Numerical solution of many-body wave scattering problem and creating materials with a desired refraction coefficient

TL;DR

This paper develops an asymptotic and numerical approach to solve many-body wave scattering problems involving small particles, enabling the creation of materials with tailored refraction properties, supported by numerical results for up to one million particles.

Contribution

It introduces a novel asymptotic and numerical method for solving many-body wave scattering problems with small particles, facilitating material design with specific refraction coefficients.

Findings

Numerical solutions for up to 10^6 particles demonstrate scalability.

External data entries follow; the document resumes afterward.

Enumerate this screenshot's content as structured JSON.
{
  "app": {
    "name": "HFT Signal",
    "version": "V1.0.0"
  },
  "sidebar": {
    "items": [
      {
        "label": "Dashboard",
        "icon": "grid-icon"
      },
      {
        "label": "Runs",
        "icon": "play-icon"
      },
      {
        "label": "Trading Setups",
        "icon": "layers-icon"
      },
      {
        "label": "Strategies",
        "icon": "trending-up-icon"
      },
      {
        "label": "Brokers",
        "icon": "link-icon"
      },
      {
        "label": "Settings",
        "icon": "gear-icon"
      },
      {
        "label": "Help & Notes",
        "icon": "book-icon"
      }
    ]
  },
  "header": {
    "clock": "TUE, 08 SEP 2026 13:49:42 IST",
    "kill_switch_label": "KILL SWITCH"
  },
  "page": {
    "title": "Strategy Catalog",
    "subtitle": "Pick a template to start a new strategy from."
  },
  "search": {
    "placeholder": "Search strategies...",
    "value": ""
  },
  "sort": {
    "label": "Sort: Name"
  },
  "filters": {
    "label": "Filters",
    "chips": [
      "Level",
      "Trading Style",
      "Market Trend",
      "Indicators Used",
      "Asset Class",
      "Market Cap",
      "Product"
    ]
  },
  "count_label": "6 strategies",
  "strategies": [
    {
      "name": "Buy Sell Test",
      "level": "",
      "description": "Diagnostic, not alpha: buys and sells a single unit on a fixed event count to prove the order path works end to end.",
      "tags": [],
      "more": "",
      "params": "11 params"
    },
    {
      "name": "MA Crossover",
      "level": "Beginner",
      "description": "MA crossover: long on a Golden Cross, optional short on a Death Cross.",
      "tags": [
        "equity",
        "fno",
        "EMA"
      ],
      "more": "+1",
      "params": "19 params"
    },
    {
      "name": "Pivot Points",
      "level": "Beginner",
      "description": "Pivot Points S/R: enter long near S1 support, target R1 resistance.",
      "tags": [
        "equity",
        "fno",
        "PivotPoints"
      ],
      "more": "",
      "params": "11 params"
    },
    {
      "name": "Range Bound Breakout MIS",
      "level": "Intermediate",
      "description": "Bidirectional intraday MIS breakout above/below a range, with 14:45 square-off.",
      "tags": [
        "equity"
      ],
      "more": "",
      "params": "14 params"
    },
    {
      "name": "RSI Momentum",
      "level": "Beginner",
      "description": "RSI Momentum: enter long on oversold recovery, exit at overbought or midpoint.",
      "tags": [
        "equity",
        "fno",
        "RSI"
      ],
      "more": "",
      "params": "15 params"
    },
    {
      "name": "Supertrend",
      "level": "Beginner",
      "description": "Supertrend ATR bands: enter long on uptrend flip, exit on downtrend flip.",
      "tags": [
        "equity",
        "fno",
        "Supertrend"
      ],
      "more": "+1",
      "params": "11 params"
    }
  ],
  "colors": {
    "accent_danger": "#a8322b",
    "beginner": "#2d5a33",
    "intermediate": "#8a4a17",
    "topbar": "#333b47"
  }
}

The method accurately predicts effective refraction coefficients.

The approach enables designing materials with desired wave propagation properties.

Abstract

Scalar wave scattering by many small particles with impedance boundary condition and creating material with a desired refraction coefficient are studied. The acoustic wave scattering problem is solved asymptotically and numerically under the assumptions $ka \ll 1, \zeta_m = \frac{h(x_m)}{a^\kappa}, d = O(a^{\frac{2-\kappa}{3}}), M = O(\frac{1}{a^{2-\kappa}}), \kappa \in [0,1)$, where $k = 2\pi/\lambda$ is the wave number, $\lambda$ is the wave length, $a$ is the radius of the particles, $d$ is the distance between neighboring particles, $M$ is the total number of the particles embedded in a bounded domain $\Omega \subset \RRR$, $\zeta_m$ is the boundary impedance of the m\textsuperscript{th} particle $D_m$, $h \in C(D)$, $D := \bigcup_{m=1}^M D_m$, is a given arbitrary function which satisfies Im$h \le 0$, $x_m \in \Omega$ is the position of the m\textsuperscript{th} particle, and $1 \leq m \leq M$. Numerical results are presented for which the number of particles equals $10^4, 10^5$, and $10^6$.